Aleksandr Naumovich Iogolevich turned out to be a fat bearded man in a knit gray waistcoat and shabby black suit, with dandruff on his shoulders. The side-ears of his black prunella boots stuck out, and the ankle ties of his underpants glimmered through his sagging socks. The way he completely ignored inanimate objects (such as the arm support of the chair which he mechanically kept tapping with his hand, or the thick book on which he sat down by mistake, then took out from under him without a smile, and put aside without glancing at it) pointed to a secret affinity with Zilanov. Nodding his large frizzly head, he only responded with a short clucking of his tongue to the news of his friend’s bereavement; then quickly passing the palm of
his hand down his coarsely fashioned face, without any preliminaries, launched into his story. It was obvious that the only thing that filled his consciousness, the only thing that preoccupied and affected him, was Russia’s woe, and with trepidation Martin pictured to himself what would happen were he to interrupt Iogolevich’s stormy tense speech by telling the anecdote about the student and his girl cousin. Sonia sat at a distance, propping her elbows on her knees, and her face on her palms. Zilanov listened, one finger stretched along his nose, occasionally removing the finger to say: “Excuse me, Aleksandr Naumovich, but, for instance, when you mention—” and Iogolevich would stop for an instant, blink, then resume his tale, with a constant remarkable motion of his rough, ceaselessly changing features—his shaggy brows, the nostrils of his pear-shaped nose, the folds of his bearded cheeks—nor did his hands with black hair on the phalanges rest for one second: they lifted something, tossed it upward, seized it again, strewed it in every direction, and all the while, hotly, in a rolling delivery, he spoke of executions, of famine, of St. Petersburg turned into a desert, of the regime’s malice, stupidity and vulgarity. He left after midnight and suddenly turning around on the threshold asked how much
kaloshi
(rubbers) cost in London. After the door had closed, Zilanov remained standing, lost in thought, then went upstairs to his wife. The doorbell rang three minutes later: Iogolevich had come back; it turned out that he did not know the way to the tube station. Martin offered to take him there and while striding at Iogolevich’s side cast about in distress for a subject of conversation. “Remind your father,” said Iogolevich abruptly, “I quite forgot to tell him that Maksimov is impatient to receive the article on his impressions from visiting the Southern Volunteer Army. He will know what it’s about. Just tell him. Maksimov has written to
your father before.” “Certainly,” answered Martin; was about to add something but checked himself.

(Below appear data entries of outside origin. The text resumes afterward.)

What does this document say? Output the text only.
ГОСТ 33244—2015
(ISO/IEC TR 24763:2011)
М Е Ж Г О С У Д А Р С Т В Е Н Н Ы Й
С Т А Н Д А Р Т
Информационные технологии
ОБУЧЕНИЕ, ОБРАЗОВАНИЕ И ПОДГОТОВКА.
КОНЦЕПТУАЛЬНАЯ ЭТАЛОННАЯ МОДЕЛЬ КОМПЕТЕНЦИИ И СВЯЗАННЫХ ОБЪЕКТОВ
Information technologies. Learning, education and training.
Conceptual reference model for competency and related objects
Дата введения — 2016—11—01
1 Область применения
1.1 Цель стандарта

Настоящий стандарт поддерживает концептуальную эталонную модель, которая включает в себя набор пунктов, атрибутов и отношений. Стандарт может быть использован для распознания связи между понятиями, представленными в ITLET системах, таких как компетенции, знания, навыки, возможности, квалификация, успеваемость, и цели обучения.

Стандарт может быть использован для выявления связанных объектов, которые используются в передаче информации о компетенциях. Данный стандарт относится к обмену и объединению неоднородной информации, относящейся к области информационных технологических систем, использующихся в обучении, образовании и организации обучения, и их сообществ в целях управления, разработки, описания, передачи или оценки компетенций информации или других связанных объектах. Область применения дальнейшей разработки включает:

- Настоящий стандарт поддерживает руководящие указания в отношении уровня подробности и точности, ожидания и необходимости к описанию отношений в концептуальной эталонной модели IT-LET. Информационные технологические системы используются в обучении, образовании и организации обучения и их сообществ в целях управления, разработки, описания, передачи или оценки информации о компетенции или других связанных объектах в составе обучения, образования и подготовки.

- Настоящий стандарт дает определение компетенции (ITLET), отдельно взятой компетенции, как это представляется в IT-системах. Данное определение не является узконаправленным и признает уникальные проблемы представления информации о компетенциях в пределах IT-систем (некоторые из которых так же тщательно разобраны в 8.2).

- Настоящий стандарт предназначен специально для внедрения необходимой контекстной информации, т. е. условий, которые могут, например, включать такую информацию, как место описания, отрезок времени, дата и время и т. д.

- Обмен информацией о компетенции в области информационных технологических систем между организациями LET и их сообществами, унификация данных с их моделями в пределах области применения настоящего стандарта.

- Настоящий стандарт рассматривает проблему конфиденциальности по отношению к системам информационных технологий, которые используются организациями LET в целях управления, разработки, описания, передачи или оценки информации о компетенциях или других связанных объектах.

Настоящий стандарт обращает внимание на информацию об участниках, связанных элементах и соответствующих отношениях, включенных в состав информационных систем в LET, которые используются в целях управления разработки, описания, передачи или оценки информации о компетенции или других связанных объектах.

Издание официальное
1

He slowly returned to the house, imagining now Iogolevich crossing the border wrapped in a white sheet, then Zilanov with his briefcase at some demolished railroad station under the starry Ukrainian sky. All was silent in the house when he went up the stairs. He kept yawning while he undressed. He felt an odd, vague anguish. The lamp on the bedside table burned bright, the wide bed looked white and soft, his dressing gown of lustrous blue silk had been taken out of his bag by the maid and was slung invitingly over the armchair. He noticed with a shock of vexation that he had forgotten to bring up from the living room a book he had set his heart on there, and had been looking forward to reading in bed. He pulled on his dressing gown and walked down to the second floor. The book was a dilapidated volume of Chekhov’s stories. He found it—for some reason it was lying on the floor—and returned to his bedroom. But the heartache did not dissipate, although Martin was one of those people for whom a good book before sleep is something to look forward to all day. Such a person, upon happening to recall, amidst routine occupations, that on his bedside table a book is waiting for him, in perfect safety, feels a surge of inexpressible happiness. Martin began to read, choosing the story he knew, loved, could read through one hundred times in a row: “The Lady with the Little Dog.” Ah, how nicely she lost that lorgnette in the crowd on the pier in Yalta! And here, without any apparent reason, he realized what it was that disturbed him so. Only a year before, in this room, Nelly had slept, and now she was dead.